Necessario, dunque, che le linee guida vengano sancite con chiarezza, nell’obiettivo di convalidare o meno le selezioni e di evitare irregolarità nelle assunzioni che potrebbero sfociare in contenziosi complessi e gravosi. Attesa anche l’attenzione mediatica della commessa. Dunque, il 26 luglio scorso, l’agenzia sollecita l’invio delle linee guida impegnandosi comunque a rispettare i termini previsti per la selezione e la contrattualizzazione dei lavoratori. E, ancora, chiarisce che l’attività fin qui svolta verrà ritenuta “tamquam non esset”, vale a dire nulla, come se non esistesse, senza aggravio di spese per l’Asp. Al contempo la Gesfor suggerisce di richiedere un parere precontenzioso agli organismi competenti e, in subordine, si rende disponibile, senza alcun pregiudizio per le parti, ad una risoluzione consensuale del rapporto.

La risposta dell’Asp non tarda ad arrivare e, appena due giorni dopo, le agognate linee guida vengono inviate. In esse vengono indicati i profili professionali richiesti: categoria C, assistente area amministrativa con preparazione derivate da titolo professionale; la residenza: preferibilmente nella provincia di Vibo Valentia o nel territorio regionale; il titolo di studio: diploma di scuola media superiore (ma si rappresenta l’opportunità di considerare anche la laurea); e, infine, i fattori di esclusione. E qui viene messo nero su bianco l’elemento dirimente, con buona pace dei precari storici. Dalla selezione, per l’azienda, sono infatti da escludere i candidati che già svolgono attività lavorative a qualsiasi titolo all’interno dell’Asp ma anche al di fuori di essa. Compresi stagisti, tirocinanti, eccetera.

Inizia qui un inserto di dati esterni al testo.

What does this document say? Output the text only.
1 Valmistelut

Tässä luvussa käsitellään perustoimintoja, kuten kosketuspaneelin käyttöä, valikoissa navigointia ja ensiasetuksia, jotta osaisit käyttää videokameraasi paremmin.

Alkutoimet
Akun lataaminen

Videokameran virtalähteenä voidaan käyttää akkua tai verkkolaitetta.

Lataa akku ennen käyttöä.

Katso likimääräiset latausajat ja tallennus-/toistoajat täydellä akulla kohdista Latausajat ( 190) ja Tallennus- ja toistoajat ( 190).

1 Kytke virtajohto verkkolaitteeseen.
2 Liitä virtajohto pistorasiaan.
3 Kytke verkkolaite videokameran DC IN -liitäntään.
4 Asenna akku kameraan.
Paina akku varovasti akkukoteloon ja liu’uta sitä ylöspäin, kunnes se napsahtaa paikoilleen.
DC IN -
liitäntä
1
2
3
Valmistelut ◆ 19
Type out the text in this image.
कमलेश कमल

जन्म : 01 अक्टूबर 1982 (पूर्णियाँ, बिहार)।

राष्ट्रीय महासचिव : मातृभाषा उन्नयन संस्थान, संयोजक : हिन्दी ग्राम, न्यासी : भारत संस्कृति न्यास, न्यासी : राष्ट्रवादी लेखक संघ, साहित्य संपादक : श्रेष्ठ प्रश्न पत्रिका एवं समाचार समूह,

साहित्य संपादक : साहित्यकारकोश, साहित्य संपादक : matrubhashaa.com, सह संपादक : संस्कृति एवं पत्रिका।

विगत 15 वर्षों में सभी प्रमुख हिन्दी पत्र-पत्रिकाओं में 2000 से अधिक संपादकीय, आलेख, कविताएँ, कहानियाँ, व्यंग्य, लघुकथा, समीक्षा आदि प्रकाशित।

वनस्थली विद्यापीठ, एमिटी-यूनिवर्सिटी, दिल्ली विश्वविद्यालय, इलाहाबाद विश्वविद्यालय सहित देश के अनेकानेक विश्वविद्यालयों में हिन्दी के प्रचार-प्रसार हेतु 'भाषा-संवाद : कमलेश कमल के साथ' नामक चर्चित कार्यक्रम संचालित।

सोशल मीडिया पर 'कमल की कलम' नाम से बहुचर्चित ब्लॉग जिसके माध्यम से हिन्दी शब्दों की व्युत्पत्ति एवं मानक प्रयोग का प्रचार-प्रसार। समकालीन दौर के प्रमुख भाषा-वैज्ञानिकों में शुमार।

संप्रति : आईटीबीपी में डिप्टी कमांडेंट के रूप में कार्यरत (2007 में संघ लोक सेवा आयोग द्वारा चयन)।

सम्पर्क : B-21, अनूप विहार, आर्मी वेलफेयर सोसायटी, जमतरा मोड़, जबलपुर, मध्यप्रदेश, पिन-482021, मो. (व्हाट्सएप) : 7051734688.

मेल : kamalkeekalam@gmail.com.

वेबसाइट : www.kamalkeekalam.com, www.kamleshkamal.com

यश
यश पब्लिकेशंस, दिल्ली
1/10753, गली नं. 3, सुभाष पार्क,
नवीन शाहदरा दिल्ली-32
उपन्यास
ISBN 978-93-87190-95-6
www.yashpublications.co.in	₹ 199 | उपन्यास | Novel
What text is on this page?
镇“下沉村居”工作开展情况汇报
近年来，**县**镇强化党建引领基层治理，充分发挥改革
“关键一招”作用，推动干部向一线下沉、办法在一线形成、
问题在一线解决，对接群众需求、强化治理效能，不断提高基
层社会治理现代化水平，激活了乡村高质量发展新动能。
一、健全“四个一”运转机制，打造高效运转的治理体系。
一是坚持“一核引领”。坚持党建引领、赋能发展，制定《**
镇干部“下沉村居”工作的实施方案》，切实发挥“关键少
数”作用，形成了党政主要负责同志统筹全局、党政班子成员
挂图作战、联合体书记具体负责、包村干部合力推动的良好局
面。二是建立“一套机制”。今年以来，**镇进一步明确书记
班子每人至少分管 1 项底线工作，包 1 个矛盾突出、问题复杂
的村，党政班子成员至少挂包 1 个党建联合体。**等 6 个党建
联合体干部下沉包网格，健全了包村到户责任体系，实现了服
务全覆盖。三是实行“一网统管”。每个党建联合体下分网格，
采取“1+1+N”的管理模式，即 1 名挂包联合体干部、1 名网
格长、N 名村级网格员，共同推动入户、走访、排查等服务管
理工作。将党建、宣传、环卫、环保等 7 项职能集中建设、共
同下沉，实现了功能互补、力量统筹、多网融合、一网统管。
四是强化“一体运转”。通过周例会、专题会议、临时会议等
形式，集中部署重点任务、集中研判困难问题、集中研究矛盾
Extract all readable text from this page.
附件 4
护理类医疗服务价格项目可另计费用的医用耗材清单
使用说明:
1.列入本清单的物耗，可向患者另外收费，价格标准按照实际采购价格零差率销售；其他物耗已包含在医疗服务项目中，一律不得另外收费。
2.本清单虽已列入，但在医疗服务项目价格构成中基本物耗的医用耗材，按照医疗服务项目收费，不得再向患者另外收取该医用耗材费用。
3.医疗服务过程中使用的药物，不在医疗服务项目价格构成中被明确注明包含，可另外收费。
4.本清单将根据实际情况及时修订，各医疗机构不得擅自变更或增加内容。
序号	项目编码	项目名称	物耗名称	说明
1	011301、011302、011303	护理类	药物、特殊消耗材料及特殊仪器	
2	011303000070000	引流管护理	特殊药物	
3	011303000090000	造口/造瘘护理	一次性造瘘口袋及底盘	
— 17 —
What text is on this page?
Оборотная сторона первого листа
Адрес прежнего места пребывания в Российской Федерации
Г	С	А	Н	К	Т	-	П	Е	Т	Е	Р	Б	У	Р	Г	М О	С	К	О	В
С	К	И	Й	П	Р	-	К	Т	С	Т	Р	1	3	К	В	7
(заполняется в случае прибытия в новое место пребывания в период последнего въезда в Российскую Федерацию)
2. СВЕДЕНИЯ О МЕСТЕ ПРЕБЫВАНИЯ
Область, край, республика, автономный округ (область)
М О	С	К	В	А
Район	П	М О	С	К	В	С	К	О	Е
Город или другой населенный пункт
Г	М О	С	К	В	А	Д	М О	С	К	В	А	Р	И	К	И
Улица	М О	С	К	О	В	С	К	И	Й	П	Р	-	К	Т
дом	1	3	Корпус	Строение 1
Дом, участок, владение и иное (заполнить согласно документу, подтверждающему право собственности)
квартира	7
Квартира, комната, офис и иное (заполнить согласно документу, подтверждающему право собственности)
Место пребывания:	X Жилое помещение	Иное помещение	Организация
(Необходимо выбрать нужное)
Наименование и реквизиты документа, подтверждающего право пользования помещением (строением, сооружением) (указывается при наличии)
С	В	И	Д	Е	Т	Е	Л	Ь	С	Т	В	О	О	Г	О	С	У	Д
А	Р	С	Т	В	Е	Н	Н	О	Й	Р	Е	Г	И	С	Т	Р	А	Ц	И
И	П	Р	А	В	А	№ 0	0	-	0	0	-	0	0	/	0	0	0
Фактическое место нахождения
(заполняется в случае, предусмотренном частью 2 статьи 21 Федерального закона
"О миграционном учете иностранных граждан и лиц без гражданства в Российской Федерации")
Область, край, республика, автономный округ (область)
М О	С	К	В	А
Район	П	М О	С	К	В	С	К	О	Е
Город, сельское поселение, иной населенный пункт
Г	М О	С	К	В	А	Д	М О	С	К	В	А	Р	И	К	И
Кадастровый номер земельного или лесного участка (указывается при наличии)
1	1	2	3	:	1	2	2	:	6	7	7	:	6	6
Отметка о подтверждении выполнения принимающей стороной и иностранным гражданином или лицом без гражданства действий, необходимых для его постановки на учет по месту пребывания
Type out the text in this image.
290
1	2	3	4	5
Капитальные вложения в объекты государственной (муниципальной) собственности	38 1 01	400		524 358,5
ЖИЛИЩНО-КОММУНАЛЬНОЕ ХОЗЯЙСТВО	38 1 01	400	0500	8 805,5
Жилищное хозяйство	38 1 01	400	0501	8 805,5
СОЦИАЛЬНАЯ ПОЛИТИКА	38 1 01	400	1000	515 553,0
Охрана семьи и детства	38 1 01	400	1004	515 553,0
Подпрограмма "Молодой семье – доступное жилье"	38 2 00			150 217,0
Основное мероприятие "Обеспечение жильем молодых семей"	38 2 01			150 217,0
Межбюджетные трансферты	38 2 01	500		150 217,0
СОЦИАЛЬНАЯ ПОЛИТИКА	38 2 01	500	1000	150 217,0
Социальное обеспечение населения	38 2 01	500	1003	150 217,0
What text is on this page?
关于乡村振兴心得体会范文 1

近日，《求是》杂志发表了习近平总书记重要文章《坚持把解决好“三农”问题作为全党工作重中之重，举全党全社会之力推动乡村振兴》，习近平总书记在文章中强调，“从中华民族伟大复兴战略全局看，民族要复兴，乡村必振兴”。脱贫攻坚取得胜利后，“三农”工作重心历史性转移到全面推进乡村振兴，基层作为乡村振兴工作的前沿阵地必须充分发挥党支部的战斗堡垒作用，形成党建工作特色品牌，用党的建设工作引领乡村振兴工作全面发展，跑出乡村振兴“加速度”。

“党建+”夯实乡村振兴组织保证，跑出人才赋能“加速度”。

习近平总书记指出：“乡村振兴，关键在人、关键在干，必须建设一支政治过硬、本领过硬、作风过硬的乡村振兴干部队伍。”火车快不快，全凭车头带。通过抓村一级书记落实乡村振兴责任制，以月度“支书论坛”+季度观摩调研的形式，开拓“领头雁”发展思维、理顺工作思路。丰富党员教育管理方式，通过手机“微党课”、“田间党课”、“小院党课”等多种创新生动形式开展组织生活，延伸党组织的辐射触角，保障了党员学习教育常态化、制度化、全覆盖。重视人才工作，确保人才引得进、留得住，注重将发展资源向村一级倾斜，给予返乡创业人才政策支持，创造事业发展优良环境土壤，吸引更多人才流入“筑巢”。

A margine delle linee guida, l’Asp ammette come valide le ragioni rappresentate nella precedente missiva della Gesfor. Spiega che la necessità della selezione è quella di implementare un organico carente (nonostante il ricorso alla somministrazione di lavoro esterno non sia ammesso a tale scopo) e, infine, chiarisce il caso delle “pressioni” telefoniche. Esse, si evince dalla risposta, sarebbero avvenute a seguito di corrispondenza inviata per le vie formali. Quindi si assicura che l’azienda non ha mai avuto alcun interesse diretto a individuare nominativi di candidati.

L’ultimo capitolo del carteggio è datato 29 luglio. A scrivere è la Gesfor e l’interrogativo posto dall’amministratore Testa lascia ancora una questione aperta. È legittima l’esclusione dei tirocinanti segnalata al punto quattro delle linee guida? La domanda viene indirizzata all’Organismo di valutazione indicato tra i destinatari della missiva, affinché ne valuti la regolarità nel più breve tempo possibile. Proprio sulla tempistica si registra – infine – la richiesta all’Asp d’individuare un nuovo termine entro cui concludere le attività di selezione e l’avvio della missione.